Building Supervised Fine-Tuning Data from NVIDIA Open-SWE-Traces: Trajectory Parsing, Patch Analysis, Token Budgets, and Tool-Use Metrics

The NVIDIA Open-SWE-Traces dataset is now available as a practical resource for building supervised fine-tuning data for agentic software engineering.

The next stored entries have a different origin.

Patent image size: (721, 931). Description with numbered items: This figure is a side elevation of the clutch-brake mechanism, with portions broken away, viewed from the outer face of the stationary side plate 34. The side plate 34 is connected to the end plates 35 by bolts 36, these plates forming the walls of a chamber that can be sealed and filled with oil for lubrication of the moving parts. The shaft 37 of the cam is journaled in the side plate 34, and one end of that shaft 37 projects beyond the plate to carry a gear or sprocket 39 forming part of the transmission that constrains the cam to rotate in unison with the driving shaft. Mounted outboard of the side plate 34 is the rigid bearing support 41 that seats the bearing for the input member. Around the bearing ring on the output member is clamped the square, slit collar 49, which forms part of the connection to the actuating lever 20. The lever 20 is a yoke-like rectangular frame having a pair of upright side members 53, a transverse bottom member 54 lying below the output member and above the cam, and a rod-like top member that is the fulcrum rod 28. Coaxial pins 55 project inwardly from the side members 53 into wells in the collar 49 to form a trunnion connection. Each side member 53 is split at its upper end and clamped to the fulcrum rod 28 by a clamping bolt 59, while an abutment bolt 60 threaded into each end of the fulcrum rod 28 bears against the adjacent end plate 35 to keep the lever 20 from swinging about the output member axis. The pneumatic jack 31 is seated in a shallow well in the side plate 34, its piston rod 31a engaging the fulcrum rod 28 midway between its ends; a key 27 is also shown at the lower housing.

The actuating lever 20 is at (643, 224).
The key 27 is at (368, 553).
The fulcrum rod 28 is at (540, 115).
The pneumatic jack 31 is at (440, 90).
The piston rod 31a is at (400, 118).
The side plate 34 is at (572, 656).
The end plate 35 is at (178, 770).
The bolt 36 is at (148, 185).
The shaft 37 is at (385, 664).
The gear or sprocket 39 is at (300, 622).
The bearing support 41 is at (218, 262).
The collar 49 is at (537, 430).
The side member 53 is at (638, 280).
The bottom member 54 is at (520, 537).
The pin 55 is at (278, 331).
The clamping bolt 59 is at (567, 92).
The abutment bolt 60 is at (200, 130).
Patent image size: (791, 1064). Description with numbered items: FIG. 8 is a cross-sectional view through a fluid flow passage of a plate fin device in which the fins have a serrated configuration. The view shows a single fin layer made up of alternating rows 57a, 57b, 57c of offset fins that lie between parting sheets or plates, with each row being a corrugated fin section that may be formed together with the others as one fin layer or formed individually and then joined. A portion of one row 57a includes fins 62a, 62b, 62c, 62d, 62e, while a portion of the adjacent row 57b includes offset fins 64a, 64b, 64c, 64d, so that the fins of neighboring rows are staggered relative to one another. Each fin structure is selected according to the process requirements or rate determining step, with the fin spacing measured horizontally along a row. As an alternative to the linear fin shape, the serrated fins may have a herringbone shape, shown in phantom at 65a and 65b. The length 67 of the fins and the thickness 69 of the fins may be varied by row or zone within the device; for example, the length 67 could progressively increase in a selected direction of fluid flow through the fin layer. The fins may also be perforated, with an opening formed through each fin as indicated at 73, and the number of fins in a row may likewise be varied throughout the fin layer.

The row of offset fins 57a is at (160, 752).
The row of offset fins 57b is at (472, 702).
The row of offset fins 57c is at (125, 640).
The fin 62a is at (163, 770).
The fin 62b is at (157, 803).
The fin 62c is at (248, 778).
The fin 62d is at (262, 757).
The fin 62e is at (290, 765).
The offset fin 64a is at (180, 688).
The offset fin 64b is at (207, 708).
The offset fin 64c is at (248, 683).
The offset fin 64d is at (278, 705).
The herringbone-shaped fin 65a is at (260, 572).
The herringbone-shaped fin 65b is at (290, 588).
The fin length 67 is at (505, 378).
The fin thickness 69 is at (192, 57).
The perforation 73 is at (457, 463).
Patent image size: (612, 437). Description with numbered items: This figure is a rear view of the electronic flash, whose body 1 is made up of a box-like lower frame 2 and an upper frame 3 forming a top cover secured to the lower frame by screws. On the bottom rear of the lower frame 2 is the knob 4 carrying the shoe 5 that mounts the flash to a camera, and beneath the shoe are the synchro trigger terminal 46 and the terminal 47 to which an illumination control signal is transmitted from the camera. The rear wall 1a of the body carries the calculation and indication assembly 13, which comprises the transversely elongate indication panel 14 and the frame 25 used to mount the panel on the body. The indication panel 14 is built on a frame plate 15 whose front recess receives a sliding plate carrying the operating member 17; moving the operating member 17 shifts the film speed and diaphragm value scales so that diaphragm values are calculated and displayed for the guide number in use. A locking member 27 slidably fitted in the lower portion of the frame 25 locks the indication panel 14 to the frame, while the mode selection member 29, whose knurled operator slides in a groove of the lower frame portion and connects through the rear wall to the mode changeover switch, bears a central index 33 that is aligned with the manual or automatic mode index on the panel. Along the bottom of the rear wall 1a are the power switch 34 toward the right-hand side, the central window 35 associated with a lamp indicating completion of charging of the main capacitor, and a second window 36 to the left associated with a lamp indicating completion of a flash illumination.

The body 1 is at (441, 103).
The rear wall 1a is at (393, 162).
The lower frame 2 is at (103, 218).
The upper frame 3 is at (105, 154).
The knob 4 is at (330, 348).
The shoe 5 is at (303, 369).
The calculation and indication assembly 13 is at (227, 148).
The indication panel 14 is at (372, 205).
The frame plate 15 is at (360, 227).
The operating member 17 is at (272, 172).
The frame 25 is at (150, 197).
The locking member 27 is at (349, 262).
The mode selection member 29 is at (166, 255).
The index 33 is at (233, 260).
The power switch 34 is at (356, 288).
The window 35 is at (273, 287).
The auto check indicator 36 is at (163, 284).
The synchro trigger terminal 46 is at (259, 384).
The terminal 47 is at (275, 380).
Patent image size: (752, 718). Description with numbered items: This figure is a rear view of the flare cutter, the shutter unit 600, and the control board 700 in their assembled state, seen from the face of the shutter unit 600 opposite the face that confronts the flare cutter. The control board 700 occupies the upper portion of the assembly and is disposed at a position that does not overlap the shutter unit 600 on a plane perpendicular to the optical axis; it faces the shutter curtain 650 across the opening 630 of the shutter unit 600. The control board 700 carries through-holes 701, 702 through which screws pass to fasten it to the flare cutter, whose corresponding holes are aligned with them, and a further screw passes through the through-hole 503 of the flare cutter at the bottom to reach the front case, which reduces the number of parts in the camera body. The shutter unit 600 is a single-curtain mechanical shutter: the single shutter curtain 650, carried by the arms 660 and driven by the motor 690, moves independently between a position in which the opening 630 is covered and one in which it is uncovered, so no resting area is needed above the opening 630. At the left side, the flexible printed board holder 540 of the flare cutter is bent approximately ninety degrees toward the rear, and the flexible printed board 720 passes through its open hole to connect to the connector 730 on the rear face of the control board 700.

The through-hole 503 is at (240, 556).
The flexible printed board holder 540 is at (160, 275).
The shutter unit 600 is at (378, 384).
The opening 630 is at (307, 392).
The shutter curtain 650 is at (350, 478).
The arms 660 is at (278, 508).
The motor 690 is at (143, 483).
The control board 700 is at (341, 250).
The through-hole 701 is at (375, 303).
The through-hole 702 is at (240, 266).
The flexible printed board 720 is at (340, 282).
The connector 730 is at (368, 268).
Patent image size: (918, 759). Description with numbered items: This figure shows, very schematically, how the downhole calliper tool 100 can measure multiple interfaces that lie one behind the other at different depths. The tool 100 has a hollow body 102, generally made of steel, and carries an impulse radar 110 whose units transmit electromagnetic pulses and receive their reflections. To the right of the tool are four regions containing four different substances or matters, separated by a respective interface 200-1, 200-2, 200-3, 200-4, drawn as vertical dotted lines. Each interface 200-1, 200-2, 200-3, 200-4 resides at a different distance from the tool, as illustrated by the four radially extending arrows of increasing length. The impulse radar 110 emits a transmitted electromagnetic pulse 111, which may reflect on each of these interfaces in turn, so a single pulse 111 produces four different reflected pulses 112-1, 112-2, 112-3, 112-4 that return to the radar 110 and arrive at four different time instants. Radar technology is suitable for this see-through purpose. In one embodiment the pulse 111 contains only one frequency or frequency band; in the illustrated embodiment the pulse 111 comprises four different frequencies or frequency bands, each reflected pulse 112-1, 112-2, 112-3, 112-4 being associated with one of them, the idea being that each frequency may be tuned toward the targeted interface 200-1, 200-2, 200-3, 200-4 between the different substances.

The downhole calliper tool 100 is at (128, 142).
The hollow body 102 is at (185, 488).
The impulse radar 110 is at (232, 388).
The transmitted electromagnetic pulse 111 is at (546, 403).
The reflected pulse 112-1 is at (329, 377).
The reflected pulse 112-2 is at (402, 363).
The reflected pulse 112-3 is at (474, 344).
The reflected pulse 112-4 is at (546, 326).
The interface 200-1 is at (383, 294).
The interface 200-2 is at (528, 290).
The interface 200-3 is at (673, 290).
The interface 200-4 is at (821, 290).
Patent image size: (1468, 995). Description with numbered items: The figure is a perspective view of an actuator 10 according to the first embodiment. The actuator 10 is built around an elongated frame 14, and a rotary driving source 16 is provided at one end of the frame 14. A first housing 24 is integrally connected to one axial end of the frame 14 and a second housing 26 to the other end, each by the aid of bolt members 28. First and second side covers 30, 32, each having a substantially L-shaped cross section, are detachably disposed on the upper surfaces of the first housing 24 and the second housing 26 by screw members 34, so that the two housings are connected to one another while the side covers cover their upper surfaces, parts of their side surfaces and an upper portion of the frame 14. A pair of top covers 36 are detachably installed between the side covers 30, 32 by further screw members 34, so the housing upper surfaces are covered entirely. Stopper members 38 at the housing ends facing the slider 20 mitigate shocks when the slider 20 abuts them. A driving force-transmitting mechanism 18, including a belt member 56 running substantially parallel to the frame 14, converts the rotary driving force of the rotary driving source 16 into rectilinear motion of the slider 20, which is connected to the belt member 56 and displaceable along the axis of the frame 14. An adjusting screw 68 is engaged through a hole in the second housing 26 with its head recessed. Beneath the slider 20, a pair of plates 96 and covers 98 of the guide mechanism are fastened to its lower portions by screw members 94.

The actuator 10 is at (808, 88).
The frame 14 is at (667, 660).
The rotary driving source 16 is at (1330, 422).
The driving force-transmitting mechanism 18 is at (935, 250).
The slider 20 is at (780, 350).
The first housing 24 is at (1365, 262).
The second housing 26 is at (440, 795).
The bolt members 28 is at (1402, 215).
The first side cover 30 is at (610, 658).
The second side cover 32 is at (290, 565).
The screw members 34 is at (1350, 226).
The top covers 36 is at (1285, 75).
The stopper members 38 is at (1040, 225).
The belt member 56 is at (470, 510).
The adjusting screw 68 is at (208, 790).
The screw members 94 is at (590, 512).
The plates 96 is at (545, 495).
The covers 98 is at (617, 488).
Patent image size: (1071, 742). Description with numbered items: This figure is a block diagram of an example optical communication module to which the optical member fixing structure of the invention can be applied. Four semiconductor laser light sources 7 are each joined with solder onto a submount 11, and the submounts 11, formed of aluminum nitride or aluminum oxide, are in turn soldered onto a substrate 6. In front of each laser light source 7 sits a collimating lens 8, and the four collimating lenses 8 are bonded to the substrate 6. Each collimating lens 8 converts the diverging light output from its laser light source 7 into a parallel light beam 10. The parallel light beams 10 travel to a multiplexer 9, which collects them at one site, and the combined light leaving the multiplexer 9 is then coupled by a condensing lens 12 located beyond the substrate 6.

This tutorial demonstrates how to stream the data directly from Hugging Face to Google Colab, avoiding the need to download the full dataset locally. The process involves inspecting individual records, normalising multi-turn agent conversations, parsing final code patches, and extracting metadata to build an analysis DataFrame. This allows for a clear view of trajectory length, tool usage, patch size, language distribution, and resolution outcomes. A curated subset is then created, keeping only high-quality trajectories based on success labels, token limits, language filters, and patch availability.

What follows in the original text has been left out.